Semelhante a outras espécies de roedores (Jansson et al., 1999), NAc da ratazana-da-pradaria é densamente inervado por terminais dopaminérgicos que surgem do mesencéfalo ventral (Figura (Figure2A) 2A) (Aragona et al., 2003; Curtis e Wang, 2005; Gobrogge et al. 2007). Também consistente com estudos realizados em ratos (Becker et al., 2001; Pfaus et al. 1995; Robinson et al. 2002), medidas de microdiálise indicam que o acasalamento aumenta a concentração de DA extracelular dentro do NAc de fêmeas de pradaria (Gingrich et al., 2000) e estudos de extração de tecidos mostram que o acasalamento também aumenta a transmissão de dopamina (como indicado pelo turnover da dopamina) em machos da pradaria (Figura (Figure2B) 2B) (Aragona et al., 2003). Estes estudos sugerem que o acasalamento evoca aumentos modestos na concentração de DA dentro do NAc durante a cópula em capoeiras.
Nós hipotetizamos que os aumentos evocados por acasalamento na transmissão de DA eram necessários para a formação de preferência de parceiro (Aragona et al., 2003). Para testar isso, primeiro examinamos se o bloqueio dos receptores DA dentro do NAc impedia as preferências dos parceiros induzidos pelo acasalamento (Figura (Figure2C) .2C). Consistente com estudos anteriores (Williams et al., 1992; Winslow et al. 1993), animais de controlo que receberam micro-infusões de líquido cefalorraquidiano artificial (LCR) dentro do NAc antes do período de coabitação 24-h (com acasalamento) mostraram preferências robustas de parceiros induzidos por acasalamento (Figura (Figure2C) .2C). No entanto, o bloqueio dos receptores DA com o antagonista não seletivo do receptor DA (haloperidol) antes do período de acasalamento, aboliu a formação de preferência do parceiro induzida pelo acasalamento (Figura (Figure2C) .2C). É importante ressaltar que o bloqueio do receptor DA não alterou a atividade locomotora ou o comportamento de acasalamento, indicando que a transmissão do DA dentro do NAc durante o acasalamento influenciou diretamente a escolha social que foi uma consequência do acasalamento (Aragona et al., 2003).
Em seguida, testamos se a ativação farmacológica dos receptores DA dentro do NAc era suficiente para induzir a formação de preferência do parceiro na ausência de acasalamento (Aragona et al., 2003).
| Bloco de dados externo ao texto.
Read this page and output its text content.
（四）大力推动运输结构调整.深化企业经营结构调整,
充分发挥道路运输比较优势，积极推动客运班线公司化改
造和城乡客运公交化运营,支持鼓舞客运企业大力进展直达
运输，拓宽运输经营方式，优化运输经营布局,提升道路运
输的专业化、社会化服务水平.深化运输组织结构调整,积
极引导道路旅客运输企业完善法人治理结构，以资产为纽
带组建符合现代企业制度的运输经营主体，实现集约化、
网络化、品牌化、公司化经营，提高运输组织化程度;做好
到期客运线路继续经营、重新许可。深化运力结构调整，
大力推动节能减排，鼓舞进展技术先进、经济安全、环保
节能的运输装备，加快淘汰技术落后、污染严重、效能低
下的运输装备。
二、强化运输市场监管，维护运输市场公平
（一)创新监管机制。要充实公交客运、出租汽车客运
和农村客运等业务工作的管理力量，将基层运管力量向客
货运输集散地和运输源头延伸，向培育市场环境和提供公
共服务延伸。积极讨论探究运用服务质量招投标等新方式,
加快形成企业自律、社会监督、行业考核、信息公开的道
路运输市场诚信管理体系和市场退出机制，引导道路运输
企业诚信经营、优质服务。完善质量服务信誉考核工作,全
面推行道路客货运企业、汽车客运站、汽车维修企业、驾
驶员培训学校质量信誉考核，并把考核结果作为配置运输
Como descrito anteriormente (Williams et al., 1992; Winslow et al. 1993), indivíduos controle que receberam infusões de LCR no NAc antes do período de coabitação 6-h não mostraram preferências de parceiros (Figura (Figure2D) .2D). No entanto, a infusão de dose baixa do agonista DA não-seletivo (apomorfina) induziu uma preferência significativa do parceiro, enquanto que a infusão de altas doses de apomorfina não induziu (Figura (Figure2D) .2D). Estes dados mostram que a ativação farmacológica dos receptores DA dentro do NAc é suficiente para facilitar a escolha de parceiros familiares.
Regulamento de oposição de formação de vínculo em pares pelas vias de sinalização de receptores D1 e D2 no NAc Shell
A facilitação das preferências dos parceiros por doses baixas de apomorfina é indicativa do mecanismo específico do receptor subjacente à regulação da DA deste comportamento. Existem duas famílias de receptores DA: D1-like (receptores D1 e D5) e D2-like (D2, D3 e D4) (Neve et al., 2004). Enquanto a apomorfina se liga tanto aos receptores D1 como aos do tipo D2, ela se liga aos receptores do tipo D2 com uma afinidade muito maior (Missale et al., 1998). Assim, hipotetizamos que a dose baixa de apomorfina preferencialmente ativou os receptores D2- mas não D1-like e, portanto, induziu a formação de preferência de parceiro através de um mecanismo mediado por D2 em pragas masculinas da pradaria (Aragona et al., 2006). Adicionalmente, a falha da dose elevada de apomorfina em induzir preferências de parceiros sugere que a ativação de receptores semelhantes a D1 dentro do NAc na verdade previne a formação de ligações de pares. Estas hipóteses foram avaliadas testando os efeitos de drogas dopaminérgicas específicas de receptores em nossos dois paradigmas estabelecidos para examinar a formação de preferências de parceiros.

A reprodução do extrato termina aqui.